All natural, organic, handmade soap. There are several small businesses selling extremely high quality, all natural, organic soap - yes real soap. Sure, these soap bars generally cost more than the detergent bars you'll find at Wal-Mart. But the difference is these soap bars are actually good for your skin, and are good for the planet.
Choosing the right soap
Just because it's handmade doesn't mean it's always good for you, however. You need to understand a few things about the soapmaking process to know what to look for.
There are basically three ways to make soap. One common way is called "melt and pour" soap. There are even melt and pour kits you can buy to make cute soap shapes with your kids. These are generally glycerine based transparent soaps. They're not as harmful (usually) as the commercial bars, but they're not what we're looking for here.
The other two methods are "hot process" and "cold process." The hot process method utilizes heat after the saponification process has taken place, while the cold process method does not. The cold process method takes the most time, but is undoubtedly the best method for producing the highest quality soaps.
Now, we need to discuss the ingredients. Cold process soap bars are made using a combination of oils or fats and lye. Lye sounds a little scary, but all the caustic qualities of the lye are removed during the saponification process. When the lye interacts with the oils or fats, it creates glycerine. The type of oils and fats used make a difference in how hard or soft the soap bar ends up being, and how well it lathers.
With handmade soaps, just like with commercially manufactured bars, you need to read the labels.

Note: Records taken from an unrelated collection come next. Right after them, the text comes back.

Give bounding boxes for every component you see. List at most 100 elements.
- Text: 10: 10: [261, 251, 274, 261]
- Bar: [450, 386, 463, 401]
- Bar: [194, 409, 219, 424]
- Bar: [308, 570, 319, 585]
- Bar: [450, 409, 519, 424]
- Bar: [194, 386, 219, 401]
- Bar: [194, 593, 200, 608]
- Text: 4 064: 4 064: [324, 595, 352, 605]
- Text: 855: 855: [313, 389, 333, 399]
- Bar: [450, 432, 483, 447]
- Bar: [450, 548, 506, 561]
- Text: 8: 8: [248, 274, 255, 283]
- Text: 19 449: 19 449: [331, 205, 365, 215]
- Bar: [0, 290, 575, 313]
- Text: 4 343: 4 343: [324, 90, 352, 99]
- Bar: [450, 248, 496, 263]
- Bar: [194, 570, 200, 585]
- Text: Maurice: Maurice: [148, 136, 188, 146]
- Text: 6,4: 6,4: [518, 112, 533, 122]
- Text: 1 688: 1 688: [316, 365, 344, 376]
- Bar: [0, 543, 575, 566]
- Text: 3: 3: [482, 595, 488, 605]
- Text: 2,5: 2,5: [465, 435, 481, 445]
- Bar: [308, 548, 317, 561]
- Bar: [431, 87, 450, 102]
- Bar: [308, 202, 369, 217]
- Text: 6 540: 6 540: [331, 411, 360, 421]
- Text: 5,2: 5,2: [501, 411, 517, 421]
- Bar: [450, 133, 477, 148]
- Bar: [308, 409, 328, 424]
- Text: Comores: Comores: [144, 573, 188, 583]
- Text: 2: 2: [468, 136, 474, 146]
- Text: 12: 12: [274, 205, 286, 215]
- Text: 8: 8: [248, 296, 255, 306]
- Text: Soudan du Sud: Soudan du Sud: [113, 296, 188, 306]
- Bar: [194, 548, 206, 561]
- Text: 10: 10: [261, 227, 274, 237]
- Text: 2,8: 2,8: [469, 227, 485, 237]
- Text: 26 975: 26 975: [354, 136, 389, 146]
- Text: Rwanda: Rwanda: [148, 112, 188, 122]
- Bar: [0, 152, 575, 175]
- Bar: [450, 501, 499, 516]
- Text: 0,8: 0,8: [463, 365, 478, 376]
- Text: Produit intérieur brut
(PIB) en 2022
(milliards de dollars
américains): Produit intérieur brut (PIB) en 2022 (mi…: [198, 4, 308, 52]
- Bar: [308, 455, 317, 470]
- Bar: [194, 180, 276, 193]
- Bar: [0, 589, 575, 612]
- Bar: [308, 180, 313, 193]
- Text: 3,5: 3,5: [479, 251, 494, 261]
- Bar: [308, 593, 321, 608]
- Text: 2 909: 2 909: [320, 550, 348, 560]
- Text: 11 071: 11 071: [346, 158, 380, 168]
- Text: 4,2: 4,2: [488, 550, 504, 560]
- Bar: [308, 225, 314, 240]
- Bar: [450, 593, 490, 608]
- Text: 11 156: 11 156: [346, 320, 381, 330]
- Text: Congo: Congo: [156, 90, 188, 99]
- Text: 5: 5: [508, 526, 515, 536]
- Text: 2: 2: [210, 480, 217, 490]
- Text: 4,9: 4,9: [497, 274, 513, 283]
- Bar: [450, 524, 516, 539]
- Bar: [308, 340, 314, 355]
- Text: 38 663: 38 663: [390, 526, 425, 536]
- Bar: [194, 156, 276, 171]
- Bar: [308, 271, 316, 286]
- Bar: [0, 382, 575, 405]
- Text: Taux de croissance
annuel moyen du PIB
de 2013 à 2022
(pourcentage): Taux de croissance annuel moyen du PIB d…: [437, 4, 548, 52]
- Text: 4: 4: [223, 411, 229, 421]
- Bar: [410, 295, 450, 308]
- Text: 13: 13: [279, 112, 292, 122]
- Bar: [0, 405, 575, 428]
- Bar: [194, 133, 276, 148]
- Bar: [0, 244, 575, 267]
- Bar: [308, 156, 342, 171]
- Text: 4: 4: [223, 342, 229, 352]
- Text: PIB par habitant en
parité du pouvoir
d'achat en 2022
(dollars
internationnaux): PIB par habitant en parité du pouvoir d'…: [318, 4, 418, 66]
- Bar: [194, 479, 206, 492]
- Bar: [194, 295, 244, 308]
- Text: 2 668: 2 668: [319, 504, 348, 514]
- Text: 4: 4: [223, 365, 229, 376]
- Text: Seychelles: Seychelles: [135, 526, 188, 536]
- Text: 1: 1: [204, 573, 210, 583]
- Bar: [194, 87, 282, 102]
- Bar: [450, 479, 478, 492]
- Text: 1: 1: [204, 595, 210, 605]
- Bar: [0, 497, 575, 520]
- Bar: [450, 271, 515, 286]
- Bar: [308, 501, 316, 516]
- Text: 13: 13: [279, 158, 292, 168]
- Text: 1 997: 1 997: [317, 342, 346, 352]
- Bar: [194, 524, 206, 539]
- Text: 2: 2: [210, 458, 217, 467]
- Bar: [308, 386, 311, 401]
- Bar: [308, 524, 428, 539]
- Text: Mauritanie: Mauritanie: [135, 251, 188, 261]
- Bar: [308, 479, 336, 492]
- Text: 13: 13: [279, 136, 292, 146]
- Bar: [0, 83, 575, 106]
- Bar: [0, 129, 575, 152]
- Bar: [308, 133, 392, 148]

You want to find soaps that use only pure, organic oils or fats (the good stuff). And stay away from synethic chemicals or artifical colorants. Far far away! You don't want them on your skin or going down your drain.
If you want a colored or scented soap bar, look for one that uses organic or high quality essential oils and natural, organic colorants.
To sum it up, the best soap for your skin and our planet is a handmade, organic, all natural soap bar. Once you've tried one of these lathery treasures, we promise, you'll never again be satisfied with 'store-bought' bars. So do yourself and your world a big favor and start using REAL soap. We have one body, so lets be kind to it!